The latest results from our household surveys reveals that by the end of January 2021, overall levels of mortgage stress dropped below 40%, to 39.5% – still well above the level prior to the virus hitting.
This is a consequence of lower mortgage rates following the RBA cash rate cuts, liquidity support and quantitative easing, plus less impact from the virus on lock-downs and employment. That said, whilst many households have grown their savings buffers, a considerable number remain close to the edge, in cash-flow terms. More than 1.4 million mortgaged households remain under pressure
Across the states, mortgage stress fell significantly in VIC, but remains highest in TAS. Rental stress is still elevated, with NSW and ACT having the most significant issues, while property investor stress in also highest in ACT and NSW, thanks to falling returns from rents, and rising vacancy rates in some areas. As a result many property investors are considering selling into the autumn market rise.

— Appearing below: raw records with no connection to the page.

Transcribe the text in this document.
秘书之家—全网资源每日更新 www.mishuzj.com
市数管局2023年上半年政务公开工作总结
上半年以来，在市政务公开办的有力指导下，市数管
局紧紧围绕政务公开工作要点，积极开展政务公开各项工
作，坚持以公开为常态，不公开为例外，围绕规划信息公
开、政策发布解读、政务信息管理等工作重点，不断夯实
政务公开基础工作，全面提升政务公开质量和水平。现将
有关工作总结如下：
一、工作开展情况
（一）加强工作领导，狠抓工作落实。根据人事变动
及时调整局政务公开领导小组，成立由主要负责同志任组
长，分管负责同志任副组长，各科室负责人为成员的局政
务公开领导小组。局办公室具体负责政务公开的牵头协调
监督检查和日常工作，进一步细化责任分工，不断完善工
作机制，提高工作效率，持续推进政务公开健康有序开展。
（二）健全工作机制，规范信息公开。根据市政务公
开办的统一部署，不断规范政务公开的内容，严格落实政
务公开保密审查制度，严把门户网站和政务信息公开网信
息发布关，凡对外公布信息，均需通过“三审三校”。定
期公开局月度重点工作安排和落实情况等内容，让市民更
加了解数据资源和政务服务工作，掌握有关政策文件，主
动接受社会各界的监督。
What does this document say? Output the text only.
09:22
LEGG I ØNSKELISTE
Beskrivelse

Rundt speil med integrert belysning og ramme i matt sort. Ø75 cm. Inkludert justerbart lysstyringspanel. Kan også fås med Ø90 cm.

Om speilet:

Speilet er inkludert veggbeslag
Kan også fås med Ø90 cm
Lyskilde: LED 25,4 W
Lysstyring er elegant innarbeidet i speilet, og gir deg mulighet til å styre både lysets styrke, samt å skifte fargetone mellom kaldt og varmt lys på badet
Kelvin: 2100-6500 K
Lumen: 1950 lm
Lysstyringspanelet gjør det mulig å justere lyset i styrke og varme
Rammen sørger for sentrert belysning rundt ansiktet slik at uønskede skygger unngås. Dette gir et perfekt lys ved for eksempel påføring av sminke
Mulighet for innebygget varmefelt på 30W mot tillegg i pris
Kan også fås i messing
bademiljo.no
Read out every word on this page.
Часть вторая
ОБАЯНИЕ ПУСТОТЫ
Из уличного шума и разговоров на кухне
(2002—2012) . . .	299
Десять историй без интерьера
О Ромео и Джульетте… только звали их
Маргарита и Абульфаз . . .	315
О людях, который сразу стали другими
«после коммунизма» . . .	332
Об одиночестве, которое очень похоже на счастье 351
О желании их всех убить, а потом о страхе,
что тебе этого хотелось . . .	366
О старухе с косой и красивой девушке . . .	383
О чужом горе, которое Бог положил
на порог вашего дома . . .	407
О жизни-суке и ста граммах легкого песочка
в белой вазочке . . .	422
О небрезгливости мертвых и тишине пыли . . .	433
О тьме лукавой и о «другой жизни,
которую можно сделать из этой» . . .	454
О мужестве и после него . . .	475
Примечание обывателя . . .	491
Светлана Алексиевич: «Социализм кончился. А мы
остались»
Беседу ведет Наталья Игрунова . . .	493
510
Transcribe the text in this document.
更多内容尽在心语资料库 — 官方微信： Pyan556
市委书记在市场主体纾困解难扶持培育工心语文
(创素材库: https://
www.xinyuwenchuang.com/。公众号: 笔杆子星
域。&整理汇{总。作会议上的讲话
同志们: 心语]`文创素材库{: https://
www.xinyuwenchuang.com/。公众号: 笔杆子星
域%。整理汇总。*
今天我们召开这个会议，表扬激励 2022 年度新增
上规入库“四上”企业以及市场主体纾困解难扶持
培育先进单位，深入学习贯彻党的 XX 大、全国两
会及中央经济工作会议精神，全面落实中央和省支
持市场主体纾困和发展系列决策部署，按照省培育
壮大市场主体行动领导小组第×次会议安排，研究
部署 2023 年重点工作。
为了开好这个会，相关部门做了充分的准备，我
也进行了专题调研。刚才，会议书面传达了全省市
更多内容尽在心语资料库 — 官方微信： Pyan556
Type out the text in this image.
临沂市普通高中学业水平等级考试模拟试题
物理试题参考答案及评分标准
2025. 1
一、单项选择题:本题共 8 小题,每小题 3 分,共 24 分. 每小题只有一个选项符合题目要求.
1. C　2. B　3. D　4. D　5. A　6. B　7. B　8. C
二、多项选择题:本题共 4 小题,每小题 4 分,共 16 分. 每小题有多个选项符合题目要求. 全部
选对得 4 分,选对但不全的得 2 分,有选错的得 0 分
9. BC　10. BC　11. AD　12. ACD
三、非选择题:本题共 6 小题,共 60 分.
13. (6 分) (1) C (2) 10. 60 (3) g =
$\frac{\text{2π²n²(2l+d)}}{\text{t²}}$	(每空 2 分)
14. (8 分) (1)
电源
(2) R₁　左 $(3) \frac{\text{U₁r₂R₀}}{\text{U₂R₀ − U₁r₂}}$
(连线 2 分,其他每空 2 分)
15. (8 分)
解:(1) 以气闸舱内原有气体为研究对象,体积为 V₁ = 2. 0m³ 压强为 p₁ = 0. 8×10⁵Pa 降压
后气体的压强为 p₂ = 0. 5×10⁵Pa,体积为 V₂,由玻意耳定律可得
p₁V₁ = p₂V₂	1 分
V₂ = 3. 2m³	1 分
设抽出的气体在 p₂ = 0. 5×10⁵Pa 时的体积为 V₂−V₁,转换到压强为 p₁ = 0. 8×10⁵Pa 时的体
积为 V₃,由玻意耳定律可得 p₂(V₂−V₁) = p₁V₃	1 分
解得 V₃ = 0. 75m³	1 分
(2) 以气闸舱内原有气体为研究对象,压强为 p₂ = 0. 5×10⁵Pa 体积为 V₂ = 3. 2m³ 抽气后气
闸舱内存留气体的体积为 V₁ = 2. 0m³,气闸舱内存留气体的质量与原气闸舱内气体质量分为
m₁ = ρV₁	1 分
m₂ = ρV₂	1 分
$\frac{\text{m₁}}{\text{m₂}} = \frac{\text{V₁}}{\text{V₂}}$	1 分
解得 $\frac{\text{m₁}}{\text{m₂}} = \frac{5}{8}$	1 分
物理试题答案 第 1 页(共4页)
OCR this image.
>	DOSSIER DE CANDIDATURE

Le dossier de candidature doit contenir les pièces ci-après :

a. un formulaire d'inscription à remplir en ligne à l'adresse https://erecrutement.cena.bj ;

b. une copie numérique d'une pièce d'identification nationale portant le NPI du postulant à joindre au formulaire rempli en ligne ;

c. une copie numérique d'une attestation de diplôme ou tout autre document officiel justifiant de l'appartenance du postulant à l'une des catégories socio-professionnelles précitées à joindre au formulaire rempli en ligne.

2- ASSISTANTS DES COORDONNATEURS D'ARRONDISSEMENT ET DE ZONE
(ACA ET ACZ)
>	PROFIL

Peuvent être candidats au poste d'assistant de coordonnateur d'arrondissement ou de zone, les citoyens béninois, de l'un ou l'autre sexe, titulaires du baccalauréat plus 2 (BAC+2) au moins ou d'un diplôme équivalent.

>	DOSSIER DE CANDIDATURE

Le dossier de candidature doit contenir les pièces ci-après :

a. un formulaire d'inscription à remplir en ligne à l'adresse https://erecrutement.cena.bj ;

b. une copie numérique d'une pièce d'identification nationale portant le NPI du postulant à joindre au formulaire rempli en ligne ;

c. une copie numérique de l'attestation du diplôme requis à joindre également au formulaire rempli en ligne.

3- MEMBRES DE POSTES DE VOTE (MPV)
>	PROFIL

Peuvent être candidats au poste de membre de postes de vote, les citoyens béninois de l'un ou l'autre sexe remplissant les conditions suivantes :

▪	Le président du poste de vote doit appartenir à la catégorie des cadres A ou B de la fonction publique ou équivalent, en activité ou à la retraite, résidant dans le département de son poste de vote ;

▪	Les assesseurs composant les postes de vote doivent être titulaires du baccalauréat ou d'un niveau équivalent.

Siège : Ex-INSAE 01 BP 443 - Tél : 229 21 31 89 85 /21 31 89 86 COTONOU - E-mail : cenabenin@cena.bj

Levels of stress vary across our household segments, with many living on the urban fringe in the high-growth corridors still under pressure. A considerable number of more affluent households, often holding multiple investment properties are also under pressure. Young Growing Families, which include many First Time Buyers remain stretched, with overall Financial Stress (an aggregate of mortgage, rental and investor stress) are the most stressed.
Looking at specific post codes – mortgage stress is highest (by count of households) in Narre Warren 3805, Cambelltown (2560) and Tapping/Wanneroo (6065). All high growth corridors.
Rental stress is highest in central Melbourne (3000), Cambelltown (2560) and Liverpool (2170). Much of the pressure is from high-rise occupants, as well as in the high growth corridors.
Property investor stress is highest in Surfers Paradise (4217) where tourism is well down, Central Melbourne (3000) and Northern Beaches (2099).
Finally, overall financial stress, our aggregate measure is highest in Cambelltown (2560), Liverpool (2170), Toowoomba (4350) and Central Melbourne (3000).
We discussed this data in detail on our live show last night.
We also updated our scenarios, reflecting the more positive economic news – though retain alternatives where the virus remains less contained. The path of the virus, and its control is clearly directly linked with economic performance and the trajectory of mortgage stress, and home prices ahead.